Vappu (Source: wikimedia Commons)
Ce désir de rester coincé dans sa culture d’origine, de s’accrocher à ses racines, bien qu’on ait quitté son pays depuis des décennies, ne cesse de m’étonner. J’ai longtemps pensé que c’était une lubie de mes parents, mais pas du tout. Les "jeunes" Finlandais, c-à-d ceux qui sont plus jeunes que mes parents, ceux qui n’ont pas vécu à l’ombre du rideau de fer, ceux qui ont pris le train d’internet et du téléphone mobile en marche, ceux qui sont allés aux quatre coins du monde en vacances, font exactement la même chose. Les Finlandais travaillant pour l’UE mettent leurs enfants à l’école européenne, en section finlandaise. Ils y apprennent certes le français et l’anglais, mais comme langue étrangère. Ils choisissent souvent de passer leur bac en anglais, car il est réputé moins difficile que le bac en français. Voilà donc des enfants qui ont grandi en Belgique ou au Luxembourg, qui n’ont que des amis finlandais et qui parlent mal le français ou le luxembourgeois. Ils ont appris à apprécier l’importance de Juhannus (la Saint Jean) ou de Vappu, le 1er mai, qui n’est pas la fête du travail en Finlande, mais la fête des étudiants et, de façon plus générale, la fête du printemps.


Juhannus

Ce choix risque fort de se payer cher plus tard dans la vie. Ces enfants auront peut-être de la peine à postuler pour des emplois s’ils parlent moins bien la langue du pays que les autres candidats. Ils seront des étrangers dans le pays qui les a vus grandir. Leurs amis d’enfance se seront éparpillés dans le monde - ou pas, et alors, ils pourront continuer à fêter le six décembre 2) entre eux. Arrivés au soir de leur vie, comme ma mère, ce sera encore plus difficile. Les amis et connaissances finlandaise se font de plus en plus rares. Fort heureusement, le courrier électronique et facebook permettent de remédier à une ouïe défaillante. Ma mère commence à envisager d’entrer dans un home, pour ne plus souffrir de solitude. Cela signifierait pourtant être entourée de Français et de se voir servir du potage et du fromage aux repas. Elle connaît bien sûr toutes les coutumes locales, mais ce ne sont tout simplement pas les siennes. Va-t-elle oser Le Grand Pas Vers Un Monde Nouveau? A bientôt 83 ans, un nouveau déménagement et un nouveau choc culturel l’attend à nouveau. Dire que certaines personnes finissent leurs jours dans la maison qui les a vus naître....

Idylle finlandaise

Il existe dorénavant un étage italien dans un EMS à Berne

  1. Le 24 avril 2012, la société Merck Serono annonce la fermeture de son site genevois; 1250 personnes perdent leur emploi ou se voient proposer un poste à Boston, Pékin ou Darmstadt
  2. Fête de l’indépendance de la Finlande

3 commentaires:

Anonyme a dit…

L'intégration est un processus qui demande de l'initiative de la part du nouveau-venu. Les jeunes enfants n'ont que rarement des problèmes de ce côté-là. Pour cela l'école est un lieu idéal.
Notre mère avait la volonté farouche de nous mettre à l'école publique, alors que l'employeur de papa nous payait d'office l'Ecole Internationale.
La plupart des enfants de notre voisinage fréquentaient cette école-là et parfois, j'avais l'impression d'être hors du groupe et cela m'embêtait un peu.

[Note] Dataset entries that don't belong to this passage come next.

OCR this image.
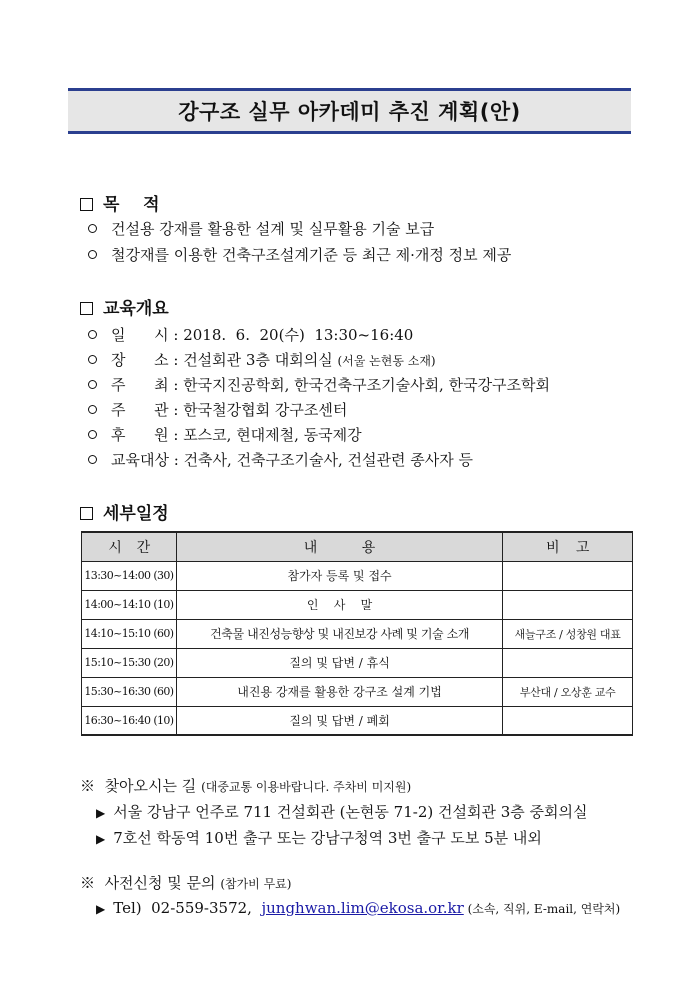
강구조 실무 아카데미 추진 계획(안)
목    적
건설용 강재를 활용한 설계 및 실무활용 기술 보급
철강재를 이용한 건축구조설계기준 등 최근 제·개정 정보 제공
교육개요
일      시 : 2018.  6.  20(수)  13:30~16:40
장      소 : 건설회관 3층 대회의실 (서울 논현동 소재)
주      최 : 한국지진공학회, 한국건축구조기술사회, 한국강구조학회
주      관 : 한국철강협회 강구조센터
후      원 : 포스코, 현대제철, 동국제강
교육대상 : 건축사, 건축구조기술사, 건설관련 종사자 등
세부일정
시    간	내          용	비    고
13:30~14:00 (30)	참가자 등록 및 접수	
14:00~14:10 (10)	인    사    말	
14:10~15:10 (60)	건축물 내진성능향상 및 내진보강 사례 및 기술 소개	새늘구조 / 성창원 대표
15:10~15:30 (20)	질의 및 답변 / 휴식	
15:30~16:30 (60)	내진용 강재를 활용한 강구조 설계 기법	부산대 / 오상훈 교수
16:30~16:40 (10)	질의 및 답변 / 폐회	
※ 찾아오시는 길 (대중교통 이용바랍니다. 주차비 미지원)
▶ 서울 강남구 언주로 711 건설회관 (논현동 71-2) 건설회관 3층 중회의실
▶ 7호선 학동역 10번 출구 또는 강남구청역 3번 출구 도보 5분 내외
※ 사전신청 및 문의 (참가비 무료)
▶ Tel)  02-559-3572,  junghwan.lim@ekosa.or.kr (소속, 직위, E-mail, 연락처)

En définitive, le scénario qui a prévalu était parfait : nous, les enfants, nous avons appris l'anglais avec les voisins et le français à l'école.
Je préfère mille fois avoir pu ainsi m'intégrer à la vie genevoise, et c'est une aventure qui dure 45 ans déjà...
Notre vie aurait pu être tout autre, si maman n'avait pas tenu bon !

On dit souvent que les expatriés s'intègrent mal à Genève et qu'ils n'y sont pas bien accueillis.
J'y vois en tout cas deux raisons : il y en a tellement, que nous aurions un travail énorme à accueillir activement tout ce monde.
D'autre part, ce expatriés ne savent pas, pour combien de temps ils seront là (nos parents sont restés 7 ans, mais avec une prolongation d'une année à la fois), et ils hésitent donc à apprendre une nouvelle langue et à s'impliquer dans la vie locale.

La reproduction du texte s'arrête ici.